Накануне свадьбы я не спал всю ночь. Шаббат в этот день был особенно торжествен. Сразу после захода солнца к дому дядюшки Менахема стали собираться гости — коммерсанты, коммивояжеры, контрабандисты, раввины, флотские офицеры, судовладельцы, торговцы с Привоза, банковские служащие, полицейские чины, метрдотели ресторанов, доктора, писатели, инженеры, бандиты, мои безалаберные друзья, подружки невесты, многочисленные родственники с обеих сторон. Весь немаленький и, я бы даже сказал, огромный двор дядюшки Менахема заполнили празднично одетые люди. Красивые, пышно убранные женщины с высокими прическами или в замысловатых шляпках, горделивые осанистые мужчины в ермолках, девочки в разноцветных платьицах и мальчики, словно лилипутики, в строгих костюмчиках с галстуками и с кипами на стриженых затылках заполнили пространство двора, и вся эта толпа оживленно гудела, производя мелкие движения, кругом слышались возгласы, вскрики, смешки, и над двором сгущалось ощущение нетерпеливого ожидания, бесконечного любопытства и жажды необычайного зрелища.

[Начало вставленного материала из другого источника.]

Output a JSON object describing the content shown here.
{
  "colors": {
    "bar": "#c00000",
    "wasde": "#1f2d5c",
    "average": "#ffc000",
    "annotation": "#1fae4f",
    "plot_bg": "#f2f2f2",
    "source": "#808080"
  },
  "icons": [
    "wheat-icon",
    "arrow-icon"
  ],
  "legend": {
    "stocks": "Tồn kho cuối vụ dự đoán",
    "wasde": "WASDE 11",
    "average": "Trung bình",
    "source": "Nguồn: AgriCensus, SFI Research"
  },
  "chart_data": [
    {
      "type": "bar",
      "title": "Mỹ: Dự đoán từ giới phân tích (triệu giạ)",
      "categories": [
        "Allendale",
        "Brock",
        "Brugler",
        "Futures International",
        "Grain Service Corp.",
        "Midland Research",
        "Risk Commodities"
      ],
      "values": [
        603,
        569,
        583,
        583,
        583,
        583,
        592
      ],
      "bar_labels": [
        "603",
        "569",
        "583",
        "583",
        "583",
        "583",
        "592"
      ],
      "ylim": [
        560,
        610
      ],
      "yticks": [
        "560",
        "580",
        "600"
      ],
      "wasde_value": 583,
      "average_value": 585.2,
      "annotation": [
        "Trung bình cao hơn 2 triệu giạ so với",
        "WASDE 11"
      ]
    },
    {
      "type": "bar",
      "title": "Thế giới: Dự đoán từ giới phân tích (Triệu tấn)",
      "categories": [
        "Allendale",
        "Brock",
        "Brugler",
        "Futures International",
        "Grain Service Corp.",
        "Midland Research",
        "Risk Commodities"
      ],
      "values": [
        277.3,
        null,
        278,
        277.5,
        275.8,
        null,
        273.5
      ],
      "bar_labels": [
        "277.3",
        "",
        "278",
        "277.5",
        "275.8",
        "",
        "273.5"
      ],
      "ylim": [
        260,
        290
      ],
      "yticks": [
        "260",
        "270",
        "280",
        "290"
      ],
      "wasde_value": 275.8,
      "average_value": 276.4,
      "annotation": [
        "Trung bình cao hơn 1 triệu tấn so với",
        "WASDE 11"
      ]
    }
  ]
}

Посреди двора четверо моих друзей торжественно держали хупу, раззолоченную, расшитую в звезды и райские птицы и богато убранную в цветы. Я чувствовал себя растерянным, и даже присутствие моих родителей не утешало меня. Тут сквозь свое мечтательное состояние я услышал громкие голоса, и свадебная процессия начала движение. Впереди шли шаферы и калэс цат — подружки новобрачной, далее раввин, потом рыжий Шломо, выбранный свидетелем, за ним — я в сопровождении родителей, затем свидетельница и, наконец, сама невеста под руки с дядей Менахемом и заплаканной тетей Гитл. Гости встали на свои, заранее оговоренные места, и я видел их словно в тумане. Все колыхалось у меня перед глазами, находясь в постоянное движение. Мне сделалось жутковато. Но тут громом начала звучать «Цу дер хупэ», и дядюшка Менахем с тетей Гитл семь раз обвели невесту вокруг моей застывшей в оцепенении фигуры. Потом мы встали под хупу, и к нам приблизился раввин. Я смотрел на своя любимая счастливыми глазами, и она тоже лучилась от радости и счастья, но, подойдя к ней ближе, я почему-то не ощутил привычного аромата цветущих яблонь, но услышал резкий, хотя и приятный запах изобильных духов. Это настолько сбило меня с толку, что я не сразу разобрал предложение раввина подписать кетубу. Очнувшись, я торжественно поставил свою подпись под брачными обязательствами, после чего мамочка поднесла мне тонкое покрывало, что я накинул на голову моей возлюбленной. Успев на мгновение заглянуть в ее радостные глазки, я увидел вдруг какую-то мимолетную тень, скользнувшую, словно грозовая тучка, под ее красивыми куньими бровями, и совсем растерялся, а она стояла передо мною как Ребекка, покрытая покрывалом перед Исааком, и трепетала на ветру. Раввин, между тем, благословил вино, стоявшее перед нами, и, взявшись за руки, мы сделали шаг к столику, где нас ожидал бокал. Моя мамочка сняла покрывало с головы невесты, а я принял из рук раввина предназначенное дня нее кольцо. Глядя в ее милое личико и умирая от счастья, я завороженно прошептал: «Вот ты посвящена мне этим кольцом по закону Моисея…» и надел колечко на указательный палец ее правой руки. Раввин семь раз благословил нас и подал вино. Мы пригубили терпкую пахучую жидкость, и я с размахом разбил бокал о землю. Музыканты ударили в литавры, взвизгнули скрипки, а гости стали громко выкрикивать поздравления.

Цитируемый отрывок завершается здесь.